“My project is due in three days and it’s off the rails!” Or perhaps it seems so. Even if the project seems to explode at the last moment, all is not necessarily lost.
Typically, projects fail for more than one reason, and symptoms of trouble tend to display themselves immediately. Assuming you recognize the warning signals when they arise.
At the earliest sign of project instability, you should adjust your project plans, schedules, and budgets. When it is this late in the game and your project deadline is imminent, it can feel like Mission: Impossible to try to get it back on track.
But you can give it a shot. (What do you have to lose?) Here are four things you can do to keep your project moving forward even when all seems to be lost.
Be Honest and Transparent
No Project Manager should ever lie about the project status. Some PMs are afraid to share that their project is behind schedule or over budget because they see this as a personal risk. However, project failure does not have to mean personal failure.
Project status should be clear to the entire project team, especially to the project sponsor and the management team that approved project initiation. If you don’t share the project pitfalls and challenges with these stakeholders in a timely fashion, you risk further damage to your project.
The last thing you want do is walk up to your sponsor on delivery day, after having stated that everything was on track, only to confess that the work has not been completed. If your project is close to completion and has totally gone off the rails, your sponsor should trust you to honestly represent that status.
Step 1: Let everyone know the current status. Every decision you make after this stage impacts the entire project team as well as the business, so all parties should be keenly aware of its condition.
Diagnose Your Project
Your project may be so close to completion you can almost taste it. Up until this point, everything seemed to be on-track to finish on time and on budget. Whether the wrench in your plan came from a sudden and unexpected change (such as a contractor defaulting on commitments) or a conglomeration of a million tiny things that abruptly came to a head, you have to take stock and decide how best to move forward.
A few key points during the diagnosis process:
- Don’t rush to fix it. Before spending any of your time and energy in crisis mode attempting to pick up the pieces and crash your project, make sure that fixing the project is the right decision.
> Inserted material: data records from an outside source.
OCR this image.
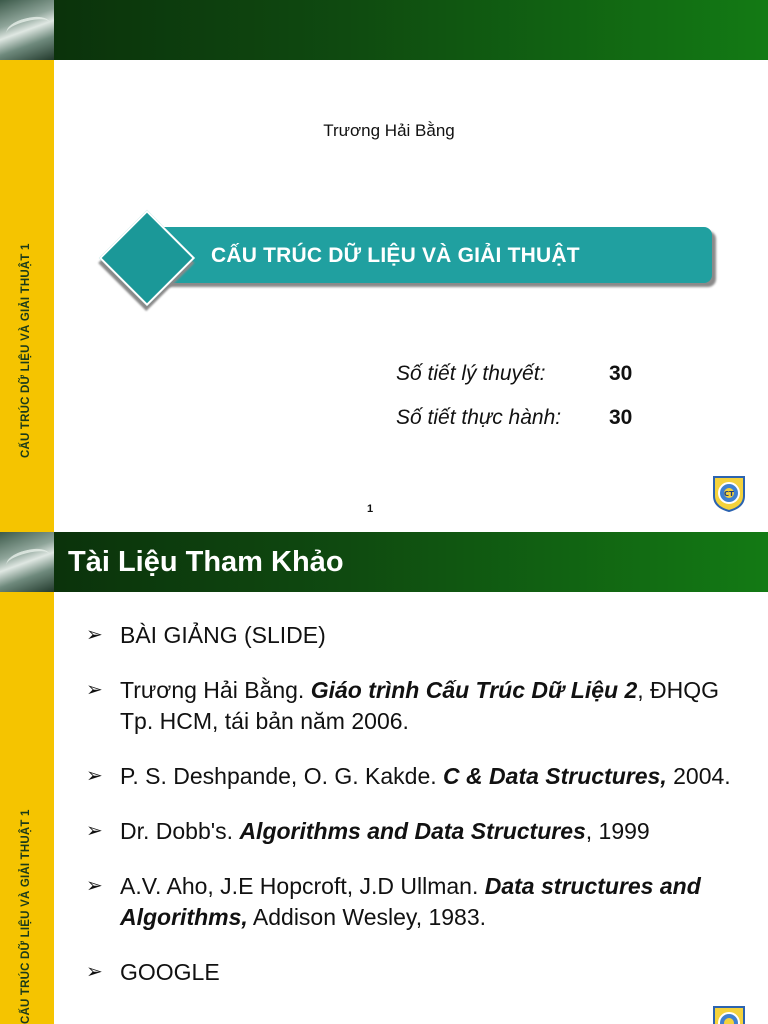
CẤU TRÚC DỮ LIỆU VÀ GIẢI THUẬT 1
Trương Hải Bằng
CẤU TRÚC DỮ LIỆU VÀ GIẢI THUẬT
Số tiết lý thuyết:	30
Số tiết thực hành: 30
1
CT
Tài Liệu Tham Khảo
CẤU TRÚC DỮ LIỆU VÀ GIẢI THUẬT 1
➢ BÀI GIẢNG (SLIDE)
➢ Trương Hải Bằng. Giáo trình Cấu Trúc Dữ Liệu 2, ĐHQG Tp. HCM, tái bản năm 2006.
➢ P. S. Deshpande, O. G. Kakde. C & Data Structures, 2004.
➢ Dr. Dobb's. Algorithms and Data Structures, 1999
➢ A.V. Aho, J.E Hopcroft, J.D Ullman. Data structures and Algorithms, Addison Wesley, 1983.
➢ GOOGLE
Not all projects deserve to continue past their initial deadline, so be sure you are considering your project in light of all factors before moving forward with a new plan.
- Analyze the project against the business case. Ideally, during your entire project you have measured it against the business case to understand why your project is needed. Does this need still need to met? Or has it changed? That should factor into whether and how to complete your project.
- Ignore sunk costs. The time and money that has been spent on the project up to this point does not factor into whether you should complete the project. The U.S. Military has cancelled projects with over US$18 billion in sunk costs when the completed project would not be worth the additional time or costs needed to continue. Instead of focusing on sunk costs, take some time to complete a cost-benefit analysis to discern if your project is worth saving considering your constraints.
Step 2: Analyze the situation. You don’t have a lot of time, so it can’t be exhaustive, but you do need your decisions to be based in reality. Don’t focus on why the problems occurred at this stage; it is more important to decide if you should move forward.
Focus on the Right Priorities
It can be easy to get lost in deciphering how this happened to your project and how it got so far off-track. Stakeholders and team members may want to spend this time passing blame and pointing fingers, but you cannot let this tendency derail your project any further. That’s a trap and a distraction, right now. While tempting, you simply don’t have the time. Let the team know that you will do a full root-cause analysis during the post-mortem, and try to get the team to refocus its efforts on what needs to be done to move forward.
For your project to succeed, you must take ownership of the situation and try to keep your team and your client happy. Now is the time to discuss potential next steps with your stakeholders. Get buy-in from key players before settling on your new plans. Keep in mind that you may need to ask for more money, more time, more resources, or scope may need to be reduced in order to deliver.
Step 3: Gain consensus on next steps. By managing stakeholder expectations and getting everyone to nod along, you are much more likely to be successful.
Now it’s time to implement your project management magic: managing change. Change usually is hard for people, especially when it’s a complete overhaul of the status-quo.
Depending on the new course your project is taking, you may be asking a lot of your team: overtime, re-work, restructuring, changing team members, or completely scrapping work that has already been done. During this stage, it is important to motivate and empower your team members so that they stay fully engaged and committed to getting the project out the door.
Step 4: Facilitate collaboration and productivity. You may need to get creative in order to keep your team motivated and accepting of the new project trajectory. Show them that they are appreciated, pay close attention to their needs, and adapt your management approach as necessary.
No one wants your project to fail! Management rarely wants to abandon a project; many will push for project delivery and don’t want to slow down or shut down. It is your responsibility as an effective project manager not to over promise what you can deliver and be willing to adapt when needed.
By maintaining strong relationships with stakeholders throughout the project, you can trust that when your project is threatening to nose dive you can count on your team to stay focused on what is best for the project and the business.